PED Virus Affecting Pigs in Indiana, 14 Other States
Health officials say virus is not harmful to people; pork prices may go up
If the price of pork at your grocery store goes up soon, you can blame a pig virus that doesn't affect humans, but is causing a headache for some farmers.
Porcine Epidemic Diarrhea, or PED virus, has been found in 15 states, including Indiana. Denise Derrer with the Indiana State Board of Animal Health says food scientists thought the virus was contained to Asia and Europe, but says it somehow made it's way to the states for the first time a few weeks ago.

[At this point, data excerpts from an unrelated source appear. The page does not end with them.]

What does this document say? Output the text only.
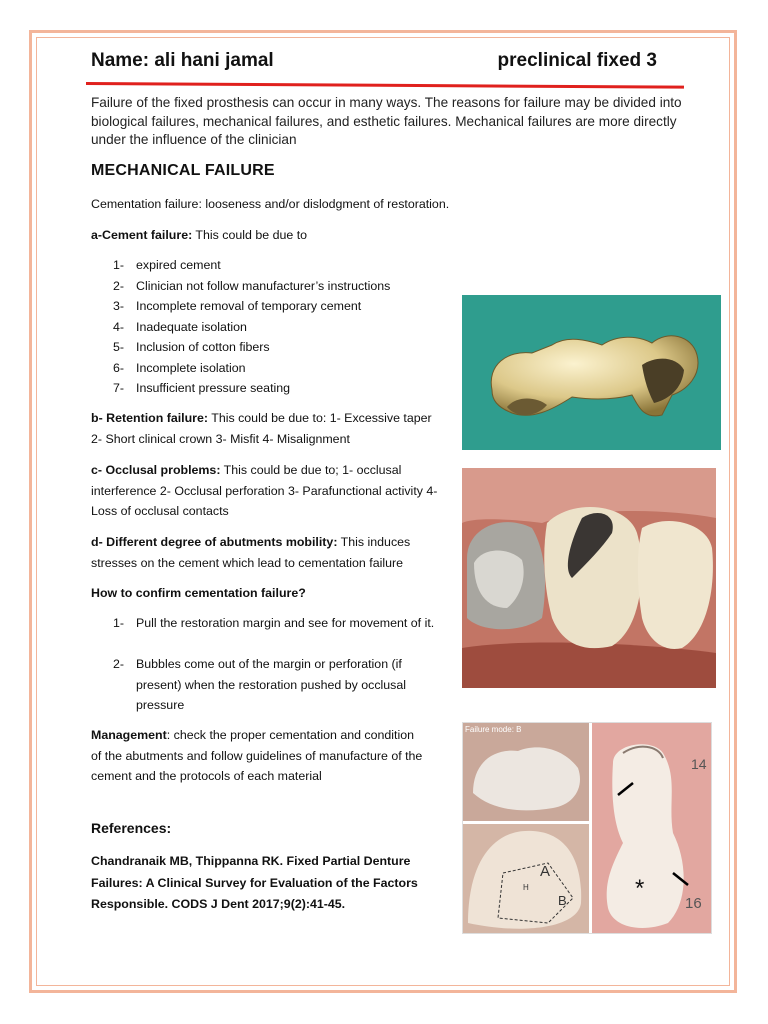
Name: ali hani jamal	preclinical fixed 3

Failure of the fixed prosthesis can occur in many ways. The reasons for failure may be divided into biological failures, mechanical failures, and esthetic failures. Mechanical failures are more directly under the influence of the clinician

MECHANICAL FAILURE
Cementation failure: looseness and/or dislodgment of restoration.
a-Cement failure: This could be due to
1- expired cement
2- Clinician not follow manufacturer’s instructions
3- Incomplete removal of temporary cement
4- Inadequate isolation
5- Inclusion of cotton fibers
6- Incomplete isolation
7- Insufficient pressure seating
b- Retention failure: This could be due to: 1- Excessive taper 2- Short clinical crown 3- Misfit 4- Misalignment
c- Occlusal problems: This could be due to; 1- occlusal interference 2- Occlusal perforation 3- Parafunctional activity 4- Loss of occlusal contacts
d- Different degree of abutments mobility: This induces stresses on the cement which lead to cementation failure
How to confirm cementation failure?
1- Pull the restoration margin and see for movement of it.
2- Bubbles come out of the margin or perforation (if present) when the restoration pushed by occlusal pressure
Management: check the proper cementation and condition of the abutments and follow guidelines of manufacture of the cement and the protocols of each material
References:
Chandranaik MB, Thippanna RK. Fixed Partial Denture Failures: A Clinical Survey for Evaluation of the Factors Responsible. CODS J Dent 2017;9(2):41-45.
Failure mode: B
A
B
H
14
16
*
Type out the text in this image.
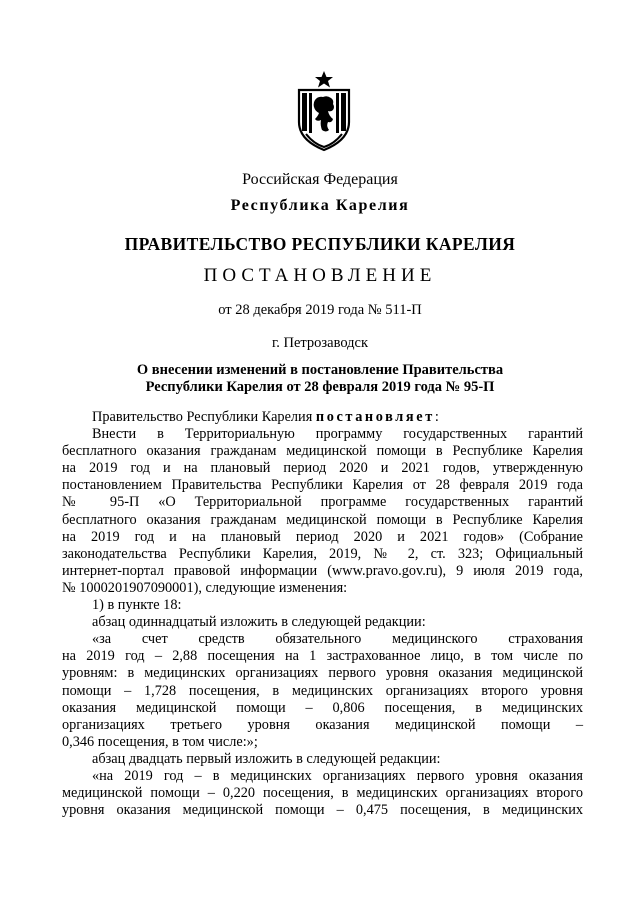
Российская Федерация
Республика Карелия
ПРАВИТЕЛЬСТВО РЕСПУБЛИКИ КАРЕЛИЯ
ПОСТАНОВЛЕНИЕ
от 28 декабря 2019 года № 511-П
г. Петрозаводск
О внесении изменений в постановление Правительства
Республики Карелия от 28 февраля 2019 года № 95-П
Правительство Республики Карелия постановляет:
Внести в Территориальную программу государственных гарантий
бесплатного оказания гражданам медицинской помощи в Республике Карелия
на 2019 год и на плановый период 2020 и 2021 годов, утвержденную
постановлением Правительства Республики Карелия от 28 февраля 2019 года
№ 95-П «О Территориальной программе государственных гарантий
бесплатного оказания гражданам медицинской помощи в Республике Карелия
на 2019 год и на плановый период 2020 и 2021 годов» (Собрание
законодательства Республики Карелия, 2019, № 2, ст. 323; Официальный
интернет-портал правовой информации (www.pravo.gov.ru), 9 июля 2019 года,
№ 1000201907090001), следующие изменения:
1) в пункте 18:
абзац одиннадцатый изложить в следующей редакции:
«за счет средств обязательного медицинского страхования
на 2019 год – 2,88 посещения на 1 застрахованное лицо, в том числе по
уровням: в медицинских организациях первого уровня оказания медицинской
помощи – 1,728 посещения, в медицинских организациях второго уровня
оказания медицинской помощи – 0,806 посещения, в медицинских
организациях третьего уровня оказания медицинской помощи –
0,346 посещения, в том числе:»;
абзац двадцать первый изложить в следующей редакции:
«на 2019 год – в медицинских организациях первого уровня оказания
медицинской помощи – 0,220 посещения, в медицинских организациях второго
уровня оказания медицинской помощи – 0,475 посещения, в медицинских
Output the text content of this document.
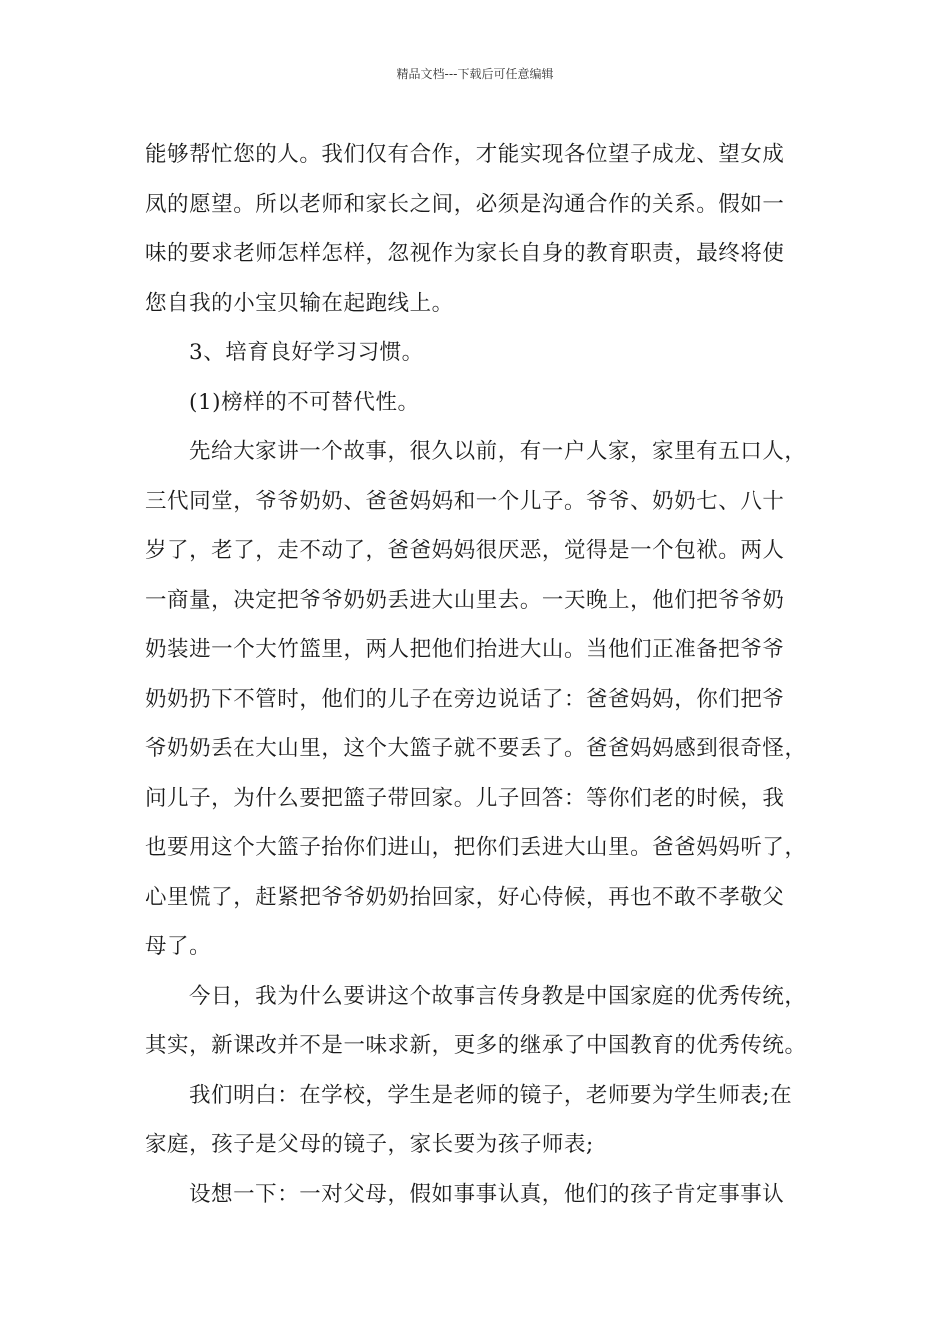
精品文档---下载后可任意编辑
能够帮忙您的人。我们仅有合作，才能实现各位望子成龙、望女成
凤的愿望。所以老师和家长之间，必须是沟通合作的关系。假如一
味的要求老师怎样怎样，忽视作为家长自身的教育职责，最终将使
您自我的小宝贝输在起跑线上。
3、培育良好学习习惯。
(1)榜样的不可替代性。
先给大家讲一个故事，很久以前，有一户人家，家里有五口人，
三代同堂，爷爷奶奶、爸爸妈妈和一个儿子。爷爷、奶奶七、八十
岁了，老了，走不动了，爸爸妈妈很厌恶，觉得是一个包袱。两人
一商量，决定把爷爷奶奶丢进大山里去。一天晚上，他们把爷爷奶
奶装进一个大竹篮里，两人把他们抬进大山。当他们正准备把爷爷
奶奶扔下不管时，他们的儿子在旁边说话了：爸爸妈妈，你们把爷
爷奶奶丢在大山里，这个大篮子就不要丢了。爸爸妈妈感到很奇怪，
问儿子，为什么要把篮子带回家。儿子回答：等你们老的时候，我
也要用这个大篮子抬你们进山，把你们丢进大山里。爸爸妈妈听了，
心里慌了，赶紧把爷爷奶奶抬回家，好心侍候，再也不敢不孝敬父
母了。
今日，我为什么要讲这个故事言传身教是中国家庭的优秀传统，
其实，新课改并不是一味求新，更多的继承了中国教育的优秀传统。
我们明白：在学校，学生是老师的镜子，老师要为学生师表;在
家庭，孩子是父母的镜子，家长要为孩子师表;
设想一下：一对父母，假如事事认真，他们的孩子肯定事事认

Since PED does not affect humans, it is not a reportable virus, meaning farmers are not required to provide details to state or federal health officials. But Derrer says PED is potentially fatal for pigs, particularly piglets, causing mass deaths at some farms. Derrer says eleven farms in Indiana have been affected by PED so far, but she doesn't know the location of the farms due to the lack of reporting requirements.
The American Association of Swine Veterinarians says the virus has been confirmed in 200 U.S. farms, with two large pork production facilities in Colorado shutting down due to widespread contamination. But Derrer emphasizes that the pork in your grocery store is safe. "It is not a human health threat. It is not a food safety threat. It is just an economic issue as far as pork producers go," said Derrer.